High bias is a problem for parametric algorithms like linear and logistic regression, on the other hand nonparametric models like KNN or Decision Trees have low bias because they don’t assume parametric dependencies. However, those models tend to have high variance. Your goal during building supervised learning model is to achieve low bias and low variance.


Bootstrapping

Bias can be reduced by adding more variables to a model or using nonparametric method. Then we can try to reduce variance by using one of many bootstrap approaches.
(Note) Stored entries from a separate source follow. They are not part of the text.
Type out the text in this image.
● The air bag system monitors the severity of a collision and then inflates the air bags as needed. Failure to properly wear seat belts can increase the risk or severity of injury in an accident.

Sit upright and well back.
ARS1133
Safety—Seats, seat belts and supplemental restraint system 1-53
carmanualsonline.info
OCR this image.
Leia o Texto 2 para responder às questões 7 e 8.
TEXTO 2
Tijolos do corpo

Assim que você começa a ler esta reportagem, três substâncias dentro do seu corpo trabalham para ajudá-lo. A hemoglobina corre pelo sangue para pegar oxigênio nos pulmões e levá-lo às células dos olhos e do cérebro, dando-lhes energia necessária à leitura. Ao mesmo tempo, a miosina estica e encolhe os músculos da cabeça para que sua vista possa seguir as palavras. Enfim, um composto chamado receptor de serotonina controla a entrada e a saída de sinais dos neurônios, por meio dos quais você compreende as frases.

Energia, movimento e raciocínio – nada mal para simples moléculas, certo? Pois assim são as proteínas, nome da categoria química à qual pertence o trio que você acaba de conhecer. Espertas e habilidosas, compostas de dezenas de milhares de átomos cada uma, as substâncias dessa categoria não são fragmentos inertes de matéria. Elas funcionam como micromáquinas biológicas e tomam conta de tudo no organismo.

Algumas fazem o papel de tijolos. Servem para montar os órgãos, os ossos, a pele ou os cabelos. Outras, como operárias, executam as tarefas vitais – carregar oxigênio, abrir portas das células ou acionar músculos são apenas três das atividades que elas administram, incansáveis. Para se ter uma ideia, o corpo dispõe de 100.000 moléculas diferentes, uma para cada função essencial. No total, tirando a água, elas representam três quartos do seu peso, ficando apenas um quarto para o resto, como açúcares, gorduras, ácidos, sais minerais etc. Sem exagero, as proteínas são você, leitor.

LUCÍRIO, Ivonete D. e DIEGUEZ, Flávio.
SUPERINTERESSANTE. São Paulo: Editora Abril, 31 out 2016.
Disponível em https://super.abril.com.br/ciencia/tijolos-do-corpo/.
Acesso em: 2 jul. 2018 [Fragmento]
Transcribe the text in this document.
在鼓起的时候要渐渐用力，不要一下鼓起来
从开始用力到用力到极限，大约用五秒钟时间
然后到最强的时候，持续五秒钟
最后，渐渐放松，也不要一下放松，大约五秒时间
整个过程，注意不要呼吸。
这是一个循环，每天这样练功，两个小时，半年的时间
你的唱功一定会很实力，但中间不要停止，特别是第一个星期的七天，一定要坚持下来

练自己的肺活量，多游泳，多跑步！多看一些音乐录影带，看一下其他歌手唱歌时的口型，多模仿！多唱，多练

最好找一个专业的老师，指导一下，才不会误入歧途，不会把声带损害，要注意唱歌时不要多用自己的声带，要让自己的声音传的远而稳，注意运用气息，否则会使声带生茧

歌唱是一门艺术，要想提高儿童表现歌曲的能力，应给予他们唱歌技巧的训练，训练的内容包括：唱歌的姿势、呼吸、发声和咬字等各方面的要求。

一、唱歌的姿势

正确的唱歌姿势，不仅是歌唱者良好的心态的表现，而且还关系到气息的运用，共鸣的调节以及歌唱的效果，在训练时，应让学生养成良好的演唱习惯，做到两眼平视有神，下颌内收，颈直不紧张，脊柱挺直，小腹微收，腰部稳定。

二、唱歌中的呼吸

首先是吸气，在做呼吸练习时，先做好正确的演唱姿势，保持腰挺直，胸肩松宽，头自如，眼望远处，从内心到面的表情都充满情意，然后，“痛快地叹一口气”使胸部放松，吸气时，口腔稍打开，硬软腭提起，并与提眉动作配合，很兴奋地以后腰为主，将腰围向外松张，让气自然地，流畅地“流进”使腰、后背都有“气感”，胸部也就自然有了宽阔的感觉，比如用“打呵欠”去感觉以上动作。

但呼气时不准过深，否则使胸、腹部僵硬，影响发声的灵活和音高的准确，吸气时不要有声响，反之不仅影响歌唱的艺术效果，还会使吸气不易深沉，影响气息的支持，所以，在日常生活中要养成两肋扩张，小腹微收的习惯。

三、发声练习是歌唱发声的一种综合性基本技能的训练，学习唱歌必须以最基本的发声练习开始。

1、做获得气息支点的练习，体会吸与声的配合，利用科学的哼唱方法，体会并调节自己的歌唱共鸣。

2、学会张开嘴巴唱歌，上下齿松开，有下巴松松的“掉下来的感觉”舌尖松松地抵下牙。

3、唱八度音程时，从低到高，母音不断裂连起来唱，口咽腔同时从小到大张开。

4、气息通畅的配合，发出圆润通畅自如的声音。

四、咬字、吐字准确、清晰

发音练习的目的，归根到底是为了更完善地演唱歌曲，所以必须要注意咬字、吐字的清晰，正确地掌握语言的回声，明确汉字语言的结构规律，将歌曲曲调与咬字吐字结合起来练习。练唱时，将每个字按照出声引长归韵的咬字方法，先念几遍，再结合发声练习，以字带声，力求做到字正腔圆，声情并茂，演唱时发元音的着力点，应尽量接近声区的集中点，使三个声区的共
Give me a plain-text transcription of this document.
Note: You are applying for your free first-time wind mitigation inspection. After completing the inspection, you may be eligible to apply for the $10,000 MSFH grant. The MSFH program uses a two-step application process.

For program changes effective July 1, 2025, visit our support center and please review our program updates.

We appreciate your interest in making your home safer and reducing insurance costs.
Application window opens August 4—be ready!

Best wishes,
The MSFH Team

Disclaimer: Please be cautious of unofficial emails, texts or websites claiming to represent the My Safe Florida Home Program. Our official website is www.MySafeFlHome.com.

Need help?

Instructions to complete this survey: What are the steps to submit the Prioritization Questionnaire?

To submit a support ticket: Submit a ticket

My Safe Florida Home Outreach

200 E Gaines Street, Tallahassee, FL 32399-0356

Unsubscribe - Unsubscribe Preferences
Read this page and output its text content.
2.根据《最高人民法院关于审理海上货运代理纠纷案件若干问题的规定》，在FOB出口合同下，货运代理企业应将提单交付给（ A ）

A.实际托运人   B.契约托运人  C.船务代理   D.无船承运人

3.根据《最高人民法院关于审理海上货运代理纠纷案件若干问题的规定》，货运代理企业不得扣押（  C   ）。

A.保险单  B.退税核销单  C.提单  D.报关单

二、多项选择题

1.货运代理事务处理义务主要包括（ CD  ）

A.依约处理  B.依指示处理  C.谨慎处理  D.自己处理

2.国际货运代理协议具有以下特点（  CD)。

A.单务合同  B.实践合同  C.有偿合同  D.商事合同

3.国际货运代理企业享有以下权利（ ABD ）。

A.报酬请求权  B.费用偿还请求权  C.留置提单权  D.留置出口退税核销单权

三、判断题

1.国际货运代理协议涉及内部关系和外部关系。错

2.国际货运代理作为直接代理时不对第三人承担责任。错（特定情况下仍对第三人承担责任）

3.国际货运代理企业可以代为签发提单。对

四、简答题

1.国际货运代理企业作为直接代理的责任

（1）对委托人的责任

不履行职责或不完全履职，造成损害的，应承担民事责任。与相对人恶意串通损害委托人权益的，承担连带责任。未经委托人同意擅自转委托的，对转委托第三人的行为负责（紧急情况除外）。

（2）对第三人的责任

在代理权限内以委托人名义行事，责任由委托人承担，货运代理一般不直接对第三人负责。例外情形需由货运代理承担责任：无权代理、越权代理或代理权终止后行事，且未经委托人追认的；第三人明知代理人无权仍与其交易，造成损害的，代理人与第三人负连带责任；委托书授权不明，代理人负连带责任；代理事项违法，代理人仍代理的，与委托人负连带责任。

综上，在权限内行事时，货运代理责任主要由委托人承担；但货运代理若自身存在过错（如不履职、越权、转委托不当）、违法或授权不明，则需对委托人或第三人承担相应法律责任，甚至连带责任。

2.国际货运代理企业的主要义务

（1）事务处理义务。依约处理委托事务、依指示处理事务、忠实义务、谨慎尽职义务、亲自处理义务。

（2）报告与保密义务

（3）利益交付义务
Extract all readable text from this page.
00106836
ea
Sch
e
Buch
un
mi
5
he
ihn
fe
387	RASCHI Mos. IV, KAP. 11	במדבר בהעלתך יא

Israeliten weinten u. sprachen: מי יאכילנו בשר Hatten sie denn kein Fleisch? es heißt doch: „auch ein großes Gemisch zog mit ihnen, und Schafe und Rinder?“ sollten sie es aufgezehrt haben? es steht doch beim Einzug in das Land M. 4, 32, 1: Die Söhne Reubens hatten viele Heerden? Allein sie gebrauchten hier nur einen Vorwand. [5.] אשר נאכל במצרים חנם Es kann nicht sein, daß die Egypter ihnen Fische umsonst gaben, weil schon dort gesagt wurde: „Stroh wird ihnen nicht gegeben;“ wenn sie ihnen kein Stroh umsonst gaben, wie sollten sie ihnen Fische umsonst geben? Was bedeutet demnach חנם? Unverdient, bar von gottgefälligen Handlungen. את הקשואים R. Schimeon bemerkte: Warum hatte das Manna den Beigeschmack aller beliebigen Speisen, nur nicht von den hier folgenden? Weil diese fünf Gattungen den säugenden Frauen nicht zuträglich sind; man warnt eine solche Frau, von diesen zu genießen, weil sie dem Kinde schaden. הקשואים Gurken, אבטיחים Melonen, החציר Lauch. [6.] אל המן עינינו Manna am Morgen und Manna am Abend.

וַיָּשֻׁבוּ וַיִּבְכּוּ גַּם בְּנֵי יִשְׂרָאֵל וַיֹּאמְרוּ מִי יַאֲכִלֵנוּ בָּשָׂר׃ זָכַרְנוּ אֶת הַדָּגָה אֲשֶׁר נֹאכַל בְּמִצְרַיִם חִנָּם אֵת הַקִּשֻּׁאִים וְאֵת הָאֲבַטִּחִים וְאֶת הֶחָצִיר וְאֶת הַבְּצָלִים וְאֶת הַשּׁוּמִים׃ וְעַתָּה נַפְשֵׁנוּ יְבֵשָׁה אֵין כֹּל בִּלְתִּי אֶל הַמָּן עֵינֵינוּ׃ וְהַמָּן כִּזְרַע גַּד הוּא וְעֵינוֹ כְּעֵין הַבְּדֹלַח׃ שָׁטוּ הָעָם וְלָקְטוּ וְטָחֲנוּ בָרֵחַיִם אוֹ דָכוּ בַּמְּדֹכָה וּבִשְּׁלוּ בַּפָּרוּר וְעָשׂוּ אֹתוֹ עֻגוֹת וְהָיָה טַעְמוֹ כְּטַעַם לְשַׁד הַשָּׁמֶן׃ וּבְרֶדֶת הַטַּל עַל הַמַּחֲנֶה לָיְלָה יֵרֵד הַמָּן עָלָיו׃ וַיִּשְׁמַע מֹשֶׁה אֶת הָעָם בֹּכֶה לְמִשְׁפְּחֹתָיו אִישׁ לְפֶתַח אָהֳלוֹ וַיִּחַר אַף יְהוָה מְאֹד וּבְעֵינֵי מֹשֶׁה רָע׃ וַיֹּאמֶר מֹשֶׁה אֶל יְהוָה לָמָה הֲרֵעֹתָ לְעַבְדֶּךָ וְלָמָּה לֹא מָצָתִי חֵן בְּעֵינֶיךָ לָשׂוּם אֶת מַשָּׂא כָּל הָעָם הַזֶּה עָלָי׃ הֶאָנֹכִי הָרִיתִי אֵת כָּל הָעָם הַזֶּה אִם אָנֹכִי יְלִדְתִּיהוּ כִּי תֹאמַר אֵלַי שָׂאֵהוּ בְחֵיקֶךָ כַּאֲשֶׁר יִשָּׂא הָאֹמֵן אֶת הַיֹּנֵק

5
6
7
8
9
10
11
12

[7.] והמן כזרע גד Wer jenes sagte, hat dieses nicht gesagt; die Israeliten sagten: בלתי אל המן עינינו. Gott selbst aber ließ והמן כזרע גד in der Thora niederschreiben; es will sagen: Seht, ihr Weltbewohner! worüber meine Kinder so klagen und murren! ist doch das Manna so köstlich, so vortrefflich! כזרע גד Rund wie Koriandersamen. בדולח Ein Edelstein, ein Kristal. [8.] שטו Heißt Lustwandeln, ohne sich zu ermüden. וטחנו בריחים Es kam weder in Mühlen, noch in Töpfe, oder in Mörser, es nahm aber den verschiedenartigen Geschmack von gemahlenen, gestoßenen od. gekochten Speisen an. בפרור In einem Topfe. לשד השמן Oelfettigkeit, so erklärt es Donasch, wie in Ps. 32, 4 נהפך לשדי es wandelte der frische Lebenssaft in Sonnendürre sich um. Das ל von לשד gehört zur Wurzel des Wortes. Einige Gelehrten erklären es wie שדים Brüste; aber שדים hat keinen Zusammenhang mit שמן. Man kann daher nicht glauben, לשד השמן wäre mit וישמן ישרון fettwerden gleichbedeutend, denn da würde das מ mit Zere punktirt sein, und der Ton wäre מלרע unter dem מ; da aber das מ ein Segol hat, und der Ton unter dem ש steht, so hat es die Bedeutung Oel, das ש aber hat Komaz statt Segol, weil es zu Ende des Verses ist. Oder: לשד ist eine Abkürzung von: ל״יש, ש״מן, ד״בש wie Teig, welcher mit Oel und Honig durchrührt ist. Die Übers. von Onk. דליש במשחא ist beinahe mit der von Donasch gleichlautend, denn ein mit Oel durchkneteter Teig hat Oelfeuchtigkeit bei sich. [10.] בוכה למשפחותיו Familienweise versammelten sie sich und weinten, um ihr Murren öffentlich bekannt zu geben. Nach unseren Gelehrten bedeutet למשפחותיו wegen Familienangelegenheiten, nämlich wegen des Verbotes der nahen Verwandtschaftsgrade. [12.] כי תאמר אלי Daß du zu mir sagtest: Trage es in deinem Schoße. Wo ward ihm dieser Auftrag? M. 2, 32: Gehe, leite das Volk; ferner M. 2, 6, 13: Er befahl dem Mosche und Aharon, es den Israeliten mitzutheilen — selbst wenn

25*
  • Most common one is using random forest instead of decision trees
  • You can also run bagging/ensemble versions of other algorithms
  • There are also several versions of Cross-validation that can be used here
  • One can stack many different models and then take an average of them to provide final prediction

There are a lot of possibilities…


Model evaluation

After you come up with final model fitted to your training data, it’s time to provide validation dataset so you can check how your algorithm performs on new examples. There are a lot of different metrics that can be used to evaluate model performance, to list few of them:

  • Confusion matrics family with ROC curve, AUC and gini index
  • Gain and lift chart
  • For regression: MAE and RMSE
  • For linear regression R squared

And several others. Each of them has its pros and cons and it’s important to be aware of them all, to choose proper one for your case. I am going to cover them during further model building.


Conclusion

What you just read is just short overview of all steps of model building with a lot of lists and little detail. Hopefully I will stick to the plan and I will deliver article of each step described above in the text, providing more context, details and theory.

Next blog post is going to be about simple linear regression model.